The shipwrecks were discovered in 2015 some 2,300 kilometres off the Australian coast during the initial search for the missing Boeing 777 flight, which vanished with 239 passengers and crew on board on March 8, 2014 while flying from Kuala Lumpur to Beijing.

The plane is presumed to have crashed into the sea.
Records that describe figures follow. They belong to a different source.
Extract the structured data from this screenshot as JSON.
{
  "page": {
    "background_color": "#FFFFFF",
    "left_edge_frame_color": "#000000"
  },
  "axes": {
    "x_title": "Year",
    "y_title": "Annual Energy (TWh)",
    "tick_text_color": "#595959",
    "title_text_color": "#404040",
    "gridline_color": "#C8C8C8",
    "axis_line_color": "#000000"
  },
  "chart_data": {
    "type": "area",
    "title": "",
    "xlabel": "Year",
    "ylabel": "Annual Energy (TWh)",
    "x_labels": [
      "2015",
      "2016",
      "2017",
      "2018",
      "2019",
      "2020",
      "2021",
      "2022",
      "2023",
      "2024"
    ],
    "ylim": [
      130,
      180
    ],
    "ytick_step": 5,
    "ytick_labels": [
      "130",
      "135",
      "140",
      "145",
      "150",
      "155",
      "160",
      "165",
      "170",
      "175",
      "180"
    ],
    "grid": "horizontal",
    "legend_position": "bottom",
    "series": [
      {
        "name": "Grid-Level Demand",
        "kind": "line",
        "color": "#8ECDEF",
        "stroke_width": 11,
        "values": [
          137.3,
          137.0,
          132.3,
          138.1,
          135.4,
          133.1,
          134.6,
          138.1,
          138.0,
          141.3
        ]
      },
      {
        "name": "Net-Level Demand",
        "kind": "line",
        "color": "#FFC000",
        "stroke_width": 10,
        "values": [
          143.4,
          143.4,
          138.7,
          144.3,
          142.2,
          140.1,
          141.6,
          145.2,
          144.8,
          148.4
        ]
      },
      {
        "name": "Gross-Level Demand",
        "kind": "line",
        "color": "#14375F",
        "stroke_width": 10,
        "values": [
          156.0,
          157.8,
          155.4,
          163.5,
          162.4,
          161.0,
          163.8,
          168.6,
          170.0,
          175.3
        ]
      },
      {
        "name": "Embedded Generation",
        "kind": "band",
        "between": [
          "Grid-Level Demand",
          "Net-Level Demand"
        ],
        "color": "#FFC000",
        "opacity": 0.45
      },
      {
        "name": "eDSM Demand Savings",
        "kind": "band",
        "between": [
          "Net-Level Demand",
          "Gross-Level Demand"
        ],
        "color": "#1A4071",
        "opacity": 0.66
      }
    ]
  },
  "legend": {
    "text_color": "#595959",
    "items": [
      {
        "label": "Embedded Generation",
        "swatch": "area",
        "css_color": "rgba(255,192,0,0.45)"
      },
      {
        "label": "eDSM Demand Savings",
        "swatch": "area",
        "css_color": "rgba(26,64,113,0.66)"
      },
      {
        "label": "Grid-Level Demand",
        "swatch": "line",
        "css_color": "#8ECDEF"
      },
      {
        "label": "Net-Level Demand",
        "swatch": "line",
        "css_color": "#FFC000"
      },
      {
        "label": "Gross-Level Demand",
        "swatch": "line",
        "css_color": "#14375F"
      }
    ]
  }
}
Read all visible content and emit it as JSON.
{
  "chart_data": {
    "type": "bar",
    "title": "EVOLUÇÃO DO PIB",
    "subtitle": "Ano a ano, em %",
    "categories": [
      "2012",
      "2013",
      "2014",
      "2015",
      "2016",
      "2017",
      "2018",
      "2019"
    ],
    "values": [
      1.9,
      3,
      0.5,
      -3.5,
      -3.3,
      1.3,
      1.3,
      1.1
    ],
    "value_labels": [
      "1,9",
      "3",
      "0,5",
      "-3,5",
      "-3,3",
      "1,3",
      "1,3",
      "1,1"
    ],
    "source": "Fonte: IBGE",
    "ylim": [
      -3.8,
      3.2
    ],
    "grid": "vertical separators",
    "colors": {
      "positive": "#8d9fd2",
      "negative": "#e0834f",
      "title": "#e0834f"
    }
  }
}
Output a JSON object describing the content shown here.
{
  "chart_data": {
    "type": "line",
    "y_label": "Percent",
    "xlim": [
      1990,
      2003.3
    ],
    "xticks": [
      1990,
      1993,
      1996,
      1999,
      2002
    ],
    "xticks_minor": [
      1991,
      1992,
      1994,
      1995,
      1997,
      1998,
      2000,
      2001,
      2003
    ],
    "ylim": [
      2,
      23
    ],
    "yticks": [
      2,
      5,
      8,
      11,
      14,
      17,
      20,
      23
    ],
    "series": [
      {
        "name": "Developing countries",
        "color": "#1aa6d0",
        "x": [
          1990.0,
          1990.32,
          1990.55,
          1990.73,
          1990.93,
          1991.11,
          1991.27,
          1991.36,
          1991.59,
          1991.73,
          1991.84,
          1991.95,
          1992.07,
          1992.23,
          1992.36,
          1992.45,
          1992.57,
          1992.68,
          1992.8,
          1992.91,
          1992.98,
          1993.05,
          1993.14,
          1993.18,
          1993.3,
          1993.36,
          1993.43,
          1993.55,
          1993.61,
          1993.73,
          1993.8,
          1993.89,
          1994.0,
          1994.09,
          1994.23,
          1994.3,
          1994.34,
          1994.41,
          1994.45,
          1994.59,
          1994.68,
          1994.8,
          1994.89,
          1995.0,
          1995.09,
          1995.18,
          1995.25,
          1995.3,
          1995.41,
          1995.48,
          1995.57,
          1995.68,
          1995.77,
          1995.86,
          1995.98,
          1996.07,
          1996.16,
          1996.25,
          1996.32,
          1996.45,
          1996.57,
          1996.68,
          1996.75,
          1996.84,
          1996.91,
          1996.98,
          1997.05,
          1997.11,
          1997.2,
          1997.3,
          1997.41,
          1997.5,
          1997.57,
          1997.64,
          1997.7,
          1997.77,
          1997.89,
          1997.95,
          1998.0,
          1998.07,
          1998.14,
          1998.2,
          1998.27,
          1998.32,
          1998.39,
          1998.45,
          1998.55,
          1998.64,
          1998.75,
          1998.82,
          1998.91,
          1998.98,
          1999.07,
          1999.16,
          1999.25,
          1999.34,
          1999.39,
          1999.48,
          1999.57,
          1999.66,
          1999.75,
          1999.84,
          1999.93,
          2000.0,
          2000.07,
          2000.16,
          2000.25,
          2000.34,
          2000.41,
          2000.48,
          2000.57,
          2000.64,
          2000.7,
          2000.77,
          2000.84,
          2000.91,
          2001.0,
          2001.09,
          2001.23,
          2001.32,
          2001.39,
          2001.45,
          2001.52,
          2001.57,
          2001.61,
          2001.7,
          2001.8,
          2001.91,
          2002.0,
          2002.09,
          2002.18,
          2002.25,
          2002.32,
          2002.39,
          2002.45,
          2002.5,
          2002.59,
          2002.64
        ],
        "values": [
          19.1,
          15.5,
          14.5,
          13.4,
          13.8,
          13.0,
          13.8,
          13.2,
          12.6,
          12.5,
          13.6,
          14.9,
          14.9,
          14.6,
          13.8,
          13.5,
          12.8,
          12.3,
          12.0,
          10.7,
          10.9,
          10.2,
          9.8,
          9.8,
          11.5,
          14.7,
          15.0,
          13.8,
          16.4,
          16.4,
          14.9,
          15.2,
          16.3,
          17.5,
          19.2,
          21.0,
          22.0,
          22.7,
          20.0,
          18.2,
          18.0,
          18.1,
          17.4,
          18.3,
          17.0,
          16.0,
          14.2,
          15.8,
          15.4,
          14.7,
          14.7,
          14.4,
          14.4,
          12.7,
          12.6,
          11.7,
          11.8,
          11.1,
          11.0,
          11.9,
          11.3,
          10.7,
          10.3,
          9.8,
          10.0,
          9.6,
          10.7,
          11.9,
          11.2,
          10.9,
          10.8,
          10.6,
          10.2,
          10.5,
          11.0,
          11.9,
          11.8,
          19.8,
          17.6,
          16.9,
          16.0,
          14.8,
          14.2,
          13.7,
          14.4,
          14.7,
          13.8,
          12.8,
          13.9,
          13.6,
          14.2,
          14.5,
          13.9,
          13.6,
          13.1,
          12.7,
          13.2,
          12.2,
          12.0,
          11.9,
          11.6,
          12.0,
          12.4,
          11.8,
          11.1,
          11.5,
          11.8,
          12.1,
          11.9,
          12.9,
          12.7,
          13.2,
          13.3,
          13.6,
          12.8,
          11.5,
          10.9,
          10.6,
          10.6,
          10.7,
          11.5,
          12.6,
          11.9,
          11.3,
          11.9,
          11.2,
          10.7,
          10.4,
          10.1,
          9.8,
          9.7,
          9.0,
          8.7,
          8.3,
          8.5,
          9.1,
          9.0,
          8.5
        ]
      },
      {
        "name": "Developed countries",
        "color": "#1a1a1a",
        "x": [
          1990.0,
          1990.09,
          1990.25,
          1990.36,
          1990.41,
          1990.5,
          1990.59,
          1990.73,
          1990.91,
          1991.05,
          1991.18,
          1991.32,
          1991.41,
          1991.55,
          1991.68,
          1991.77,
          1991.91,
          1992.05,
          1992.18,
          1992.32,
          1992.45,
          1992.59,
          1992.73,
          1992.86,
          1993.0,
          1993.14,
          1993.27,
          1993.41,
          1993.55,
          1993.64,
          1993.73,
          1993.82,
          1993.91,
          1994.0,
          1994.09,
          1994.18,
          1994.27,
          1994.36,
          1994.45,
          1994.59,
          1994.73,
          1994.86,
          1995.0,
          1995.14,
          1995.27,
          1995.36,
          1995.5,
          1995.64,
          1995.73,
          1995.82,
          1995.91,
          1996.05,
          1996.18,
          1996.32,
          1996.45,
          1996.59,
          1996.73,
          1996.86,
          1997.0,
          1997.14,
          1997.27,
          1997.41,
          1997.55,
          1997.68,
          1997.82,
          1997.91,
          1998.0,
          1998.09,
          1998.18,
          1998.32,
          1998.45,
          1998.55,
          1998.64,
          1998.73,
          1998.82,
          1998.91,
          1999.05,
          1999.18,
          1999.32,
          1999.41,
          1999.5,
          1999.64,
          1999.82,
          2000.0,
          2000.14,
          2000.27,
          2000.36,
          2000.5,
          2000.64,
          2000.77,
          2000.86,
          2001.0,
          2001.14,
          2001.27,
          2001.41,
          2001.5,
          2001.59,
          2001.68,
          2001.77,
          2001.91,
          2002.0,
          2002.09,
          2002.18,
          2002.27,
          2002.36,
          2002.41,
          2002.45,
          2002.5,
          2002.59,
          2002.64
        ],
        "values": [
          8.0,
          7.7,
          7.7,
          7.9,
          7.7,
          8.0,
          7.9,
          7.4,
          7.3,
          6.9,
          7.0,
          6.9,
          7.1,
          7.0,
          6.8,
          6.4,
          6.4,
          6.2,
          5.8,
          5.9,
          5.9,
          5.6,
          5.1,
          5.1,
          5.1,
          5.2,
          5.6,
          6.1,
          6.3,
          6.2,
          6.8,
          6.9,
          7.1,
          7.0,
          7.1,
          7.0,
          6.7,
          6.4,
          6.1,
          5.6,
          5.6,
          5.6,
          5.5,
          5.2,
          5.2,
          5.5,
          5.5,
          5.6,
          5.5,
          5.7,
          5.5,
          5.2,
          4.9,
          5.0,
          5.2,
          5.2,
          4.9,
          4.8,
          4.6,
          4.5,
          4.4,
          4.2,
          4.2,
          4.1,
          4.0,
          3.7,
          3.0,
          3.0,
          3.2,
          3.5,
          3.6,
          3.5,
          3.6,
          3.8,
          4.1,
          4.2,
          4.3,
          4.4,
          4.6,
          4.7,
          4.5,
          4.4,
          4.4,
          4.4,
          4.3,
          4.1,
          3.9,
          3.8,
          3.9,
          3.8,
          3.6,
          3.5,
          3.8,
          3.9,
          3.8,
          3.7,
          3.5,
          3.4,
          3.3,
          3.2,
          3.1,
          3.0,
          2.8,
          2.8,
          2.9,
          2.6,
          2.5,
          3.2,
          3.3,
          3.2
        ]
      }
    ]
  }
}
Last year, Malaysia, China and Australia called off their search — the largest in aviation history — after spending $150 million.

The museum said the wrecks were identified as 19th-century merchant sailing vessels: one wooden and one iron, both carrying coal.

“Both wrecks were found at depths between 3,700 and 3,900 metres, roughly 36 km apart,” Ross Anderson, the museum’s maritime archaeolog­y curator, said in a statement on Thursday evening.

Both ships are likely to have carried crews of between 15 and 30 men.

The wooden sailing ship of 225-to 800-tonne range appeared to have totally degraded, leaving only the remains of the vessel’s coal cargo and some metal objects, he said.

The sinking of the ship was likely caused by an explosion, which was common with coal cargoes, Anderson said.

The second wreck — an iron sailing ship with at least two decks, and between 1,000 and 1,500 tonnes — was more intact, lying upright on the seabed with most of the rails and structure still visible.

Museum researcher­s could not identify the ships conclusive­ly, but they were able to narrow the possibilit­ies to a few ships from the late 1800s — all travelling from Britain to somewhere in the East.